Feb
23
2024

A Prototypical Early-50s Pittsburgh Pirate

There’s no getting around it: Despite having a team that looked like it could be competitive on paper, the Pittsburgh Pirates of the early 1950s were terrible. This is, after all, the club that in 1953 told reigning NL home run champ Ralph Kiner they “could finish last without you” as they sent him packing to Chicago.

Losing teams are typically thought of as low-scoring organizations. The Pirates of this era were not high scorers, but aside from a particularly abysmal 1952 they didn’t stray far from the National League average in run production. What sank the team to the bottom of National League standings year after year was the fact that they led the league in runs allowed every season from 1950-1955. Scoring marginally lower than average runs coupled with well above average runs allowed is a disaster.
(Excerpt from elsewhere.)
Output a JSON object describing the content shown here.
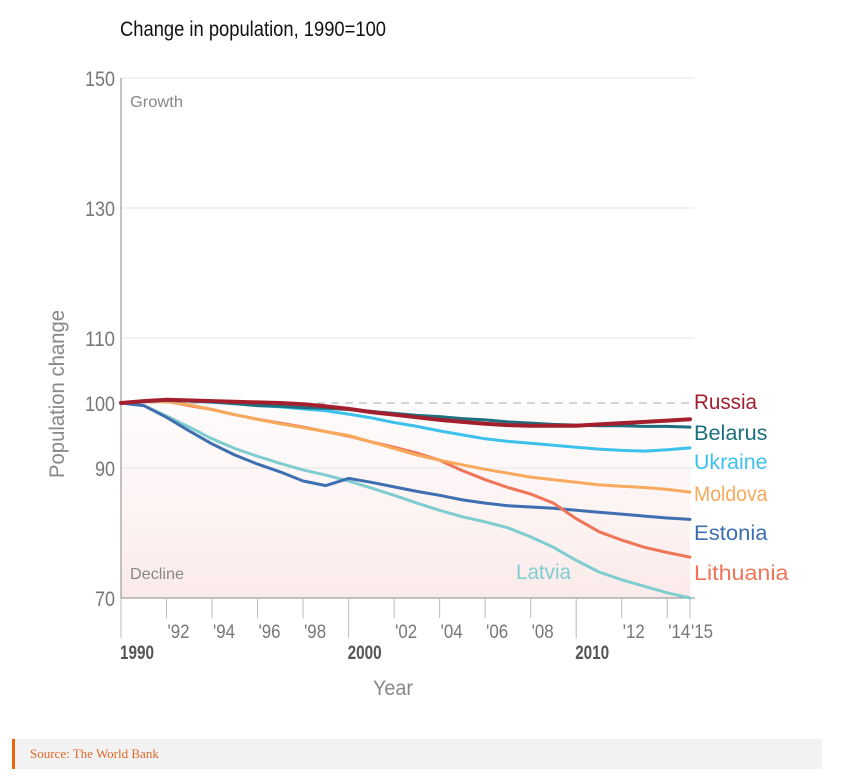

There are several reasons for this state of affairs. The Pirates, now under the watch of Branch Rickey, were a financial dumpster fire. Payroll was kept low with any player showing the possibility of earning a higher salary elsewhere quickly traded or sold for cash (e.g. Cliff Chambers). The team began to assemble single-tool players and made sure to avoid guys whose only skills were on defense.
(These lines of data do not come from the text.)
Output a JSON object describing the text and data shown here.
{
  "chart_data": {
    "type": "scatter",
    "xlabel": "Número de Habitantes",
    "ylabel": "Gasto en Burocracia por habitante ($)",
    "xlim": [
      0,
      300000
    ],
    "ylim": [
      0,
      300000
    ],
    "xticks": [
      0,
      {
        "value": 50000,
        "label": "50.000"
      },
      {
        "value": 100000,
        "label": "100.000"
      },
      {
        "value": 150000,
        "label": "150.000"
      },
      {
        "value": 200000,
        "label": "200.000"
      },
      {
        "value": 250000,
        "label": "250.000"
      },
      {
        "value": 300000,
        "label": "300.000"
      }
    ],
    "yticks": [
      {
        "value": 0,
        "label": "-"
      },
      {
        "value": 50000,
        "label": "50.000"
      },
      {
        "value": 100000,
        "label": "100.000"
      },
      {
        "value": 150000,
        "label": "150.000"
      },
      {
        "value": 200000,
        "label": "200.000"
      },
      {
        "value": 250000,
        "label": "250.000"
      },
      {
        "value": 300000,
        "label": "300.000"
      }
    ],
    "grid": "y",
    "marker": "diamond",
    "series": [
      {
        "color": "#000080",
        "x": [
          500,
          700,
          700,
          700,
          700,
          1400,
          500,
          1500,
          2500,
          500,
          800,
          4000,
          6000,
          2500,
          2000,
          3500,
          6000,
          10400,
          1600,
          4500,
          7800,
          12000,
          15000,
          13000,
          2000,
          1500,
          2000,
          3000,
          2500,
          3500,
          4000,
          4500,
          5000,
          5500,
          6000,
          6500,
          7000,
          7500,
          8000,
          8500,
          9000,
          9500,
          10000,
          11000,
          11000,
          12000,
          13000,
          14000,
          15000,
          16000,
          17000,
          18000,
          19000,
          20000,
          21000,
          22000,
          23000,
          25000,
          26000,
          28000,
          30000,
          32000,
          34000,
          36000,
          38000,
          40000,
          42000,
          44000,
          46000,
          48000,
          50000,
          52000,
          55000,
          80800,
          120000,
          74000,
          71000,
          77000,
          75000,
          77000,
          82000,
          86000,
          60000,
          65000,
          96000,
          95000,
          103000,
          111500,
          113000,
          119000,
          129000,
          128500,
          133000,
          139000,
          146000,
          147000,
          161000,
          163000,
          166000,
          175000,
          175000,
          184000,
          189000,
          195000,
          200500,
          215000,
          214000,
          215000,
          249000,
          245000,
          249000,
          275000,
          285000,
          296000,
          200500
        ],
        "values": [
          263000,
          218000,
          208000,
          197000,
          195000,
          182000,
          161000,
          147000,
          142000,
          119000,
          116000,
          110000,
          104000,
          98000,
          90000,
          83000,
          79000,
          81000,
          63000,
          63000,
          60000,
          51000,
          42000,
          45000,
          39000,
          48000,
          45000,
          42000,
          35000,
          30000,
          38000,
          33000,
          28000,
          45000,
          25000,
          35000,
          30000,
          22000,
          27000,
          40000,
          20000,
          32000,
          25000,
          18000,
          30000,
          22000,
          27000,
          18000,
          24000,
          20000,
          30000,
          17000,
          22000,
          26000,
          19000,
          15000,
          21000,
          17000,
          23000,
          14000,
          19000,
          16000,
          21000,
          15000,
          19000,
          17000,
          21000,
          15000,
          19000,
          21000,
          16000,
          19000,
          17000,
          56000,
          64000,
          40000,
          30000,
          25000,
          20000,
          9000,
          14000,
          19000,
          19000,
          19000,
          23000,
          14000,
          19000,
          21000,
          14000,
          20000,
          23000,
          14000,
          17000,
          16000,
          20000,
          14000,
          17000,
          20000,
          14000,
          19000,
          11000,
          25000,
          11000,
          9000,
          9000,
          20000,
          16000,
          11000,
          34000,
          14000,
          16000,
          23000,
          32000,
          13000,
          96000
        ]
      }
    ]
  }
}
Bill Howerton fit this mold perfectly. He couldn’t run or field but was an absolute bargain bin steal at the bat for Pittsburgh. Howerton amassed a lifetime slash line of .274/.364/.472 with almost 20 HRs per 162 games. His weighted on-base average stood at .380, the highest by almost 30 points in MLB history for someone with a matching level of wins above replacement (2.7 games). Both Fangraphs (118 wRC+)and Baseball Reference (OPS+ 119) have him as about 20% better than the average big leaguer when at the plate.
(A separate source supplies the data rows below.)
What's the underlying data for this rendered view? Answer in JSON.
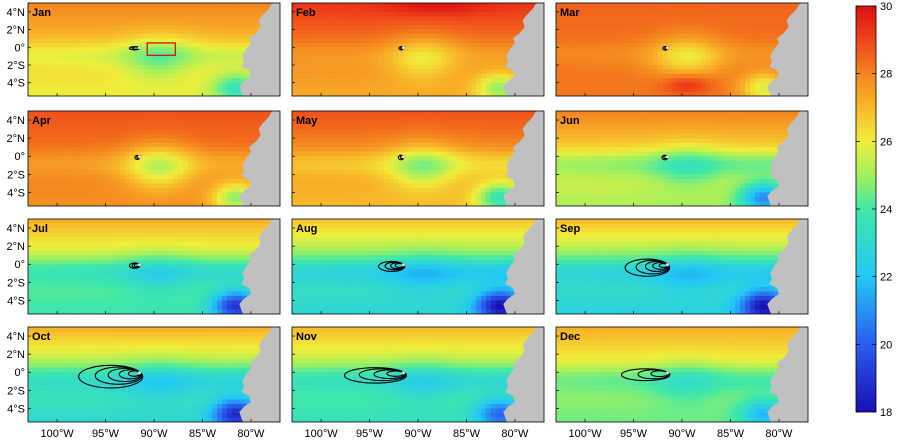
{
  "panels": [
    {
      "month": "Jan",
      "variant": "jan",
      "contours": [
        [
          0.55,
          0.18
        ],
        [
          0.38,
          0.12
        ]
      ],
      "box": true
    },
    {
      "month": "Feb",
      "variant": "feb",
      "contours": [
        [
          0.25,
          0.18
        ],
        [
          0.15,
          0.11
        ]
      ],
      "box": false
    },
    {
      "month": "Mar",
      "variant": "mar",
      "contours": [
        [
          0.25,
          0.2
        ],
        [
          0.14,
          0.12
        ]
      ],
      "box": false
    },
    {
      "month": "Apr",
      "variant": "apr",
      "contours": [
        [
          0.25,
          0.22
        ],
        [
          0.14,
          0.13
        ]
      ],
      "box": false
    },
    {
      "month": "May",
      "variant": "may",
      "contours": [
        [
          0.28,
          0.25
        ],
        [
          0.18,
          0.16
        ]
      ],
      "box": false
    },
    {
      "month": "Jun",
      "variant": "jun",
      "contours": [
        [
          0.3,
          0.25
        ],
        [
          0.2,
          0.17
        ]
      ],
      "box": false
    },
    {
      "month": "Jul",
      "variant": "jul",
      "contours": [
        [
          0.55,
          0.3
        ],
        [
          0.4,
          0.24
        ],
        [
          0.28,
          0.17
        ]
      ],
      "box": false
    },
    {
      "month": "Aug",
      "variant": "aug",
      "contours": [
        [
          1.35,
          0.55
        ],
        [
          1.0,
          0.42
        ],
        [
          0.7,
          0.33
        ],
        [
          0.45,
          0.22
        ]
      ],
      "box": false
    },
    {
      "month": "Sep",
      "variant": "sep",
      "contours": [
        [
          2.3,
          0.95
        ],
        [
          1.7,
          0.75
        ],
        [
          1.2,
          0.55
        ],
        [
          0.8,
          0.38
        ],
        [
          0.45,
          0.22
        ]
      ],
      "box": false
    },
    {
      "month": "Oct",
      "variant": "oct",
      "contours": [
        [
          3.3,
          1.25
        ],
        [
          2.4,
          0.95
        ],
        [
          1.7,
          0.72
        ],
        [
          1.1,
          0.5
        ],
        [
          0.6,
          0.3
        ]
      ],
      "box": false
    },
    {
      "month": "Nov",
      "variant": "nov",
      "contours": [
        [
          3.2,
          0.85
        ],
        [
          2.4,
          0.65
        ],
        [
          1.6,
          0.48
        ],
        [
          0.9,
          0.3
        ]
      ],
      "box": false
    },
    {
      "month": "Dec",
      "variant": "dec",
      "contours": [
        [
          2.5,
          0.65
        ],
        [
          1.6,
          0.5
        ],
        [
          0.9,
          0.32
        ]
      ],
      "box": false
    }
  ],
  "axes": {
    "lat_labels": [
      "4°N",
      "2°N",
      "0°",
      "2°S",
      "4°S"
    ],
    "lat_values": [
      4,
      2,
      0,
      -2,
      -4
    ],
    "lon_labels": [
      "100°W",
      "95°W",
      "90°W",
      "85°W",
      "80°W"
    ],
    "lon_values": [
      -100,
      -95,
      -90,
      -85,
      -80
    ],
    "lon_range": [
      -103,
      -77
    ],
    "lat_range": [
      -5.5,
      5
    ]
  },
  "colorbar": {
    "min": 18,
    "max": 30,
    "tick_values": [
      18,
      20,
      22,
      24,
      26,
      28,
      30
    ],
    "tick_labels": [
      "18",
      "20",
      "22",
      "24",
      "26",
      "28",
      "30"
    ]
  },
  "colors": {
    "land": "#c0c0c0",
    "contour": "#000000",
    "box": "#e00000",
    "eddy_center": "#ffffff"
  }
}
This wasn’t just the fluke result of a brief 247-game MLB career. Howerton logged 11 seasons in the minor leagues, including three at the AAA level. While with top-level farm clubs, he generated a .901 lifetime OPS. This is the same as the MLB career OPS marks of Miguel Cabrera and Mookie Betts. While this doesn’t mean much in the transistion from AAA to MLB, Howertown was clearly one of the game’s best hitting “barely generated any WAR” guys out there. Sort of like the rest of his team.

Howerton’s 1952 Topps Card

The Bill Howerton baseball card joining my 1952 set building project starts off the player biography on the back by mentioning that his nickname is “Hopalong” Howerton. That datapoint is immediately followed by the news that he seriously injured his ankle as a child in a horseriding accident. Topps mentioned both items but did not complete the picture by tying together the fact that it was this injury that produced a pronounced favoring of one leg and subsequently led his teammates to give him a nickname inspired by his gait.

Howertown looks perturbed in the photo. Perhaps he has just learned he was being released by the Pirates, who cut him in the 1952 season’s first round of condensed rosters. Or, considering his resemblance to The Sandlot‘s Ham Porter, perhaps an erstwhile kid has just confused The Great Bambino with Bambi, prompting an exasperated Howertown to ask, “That wimpy deer?”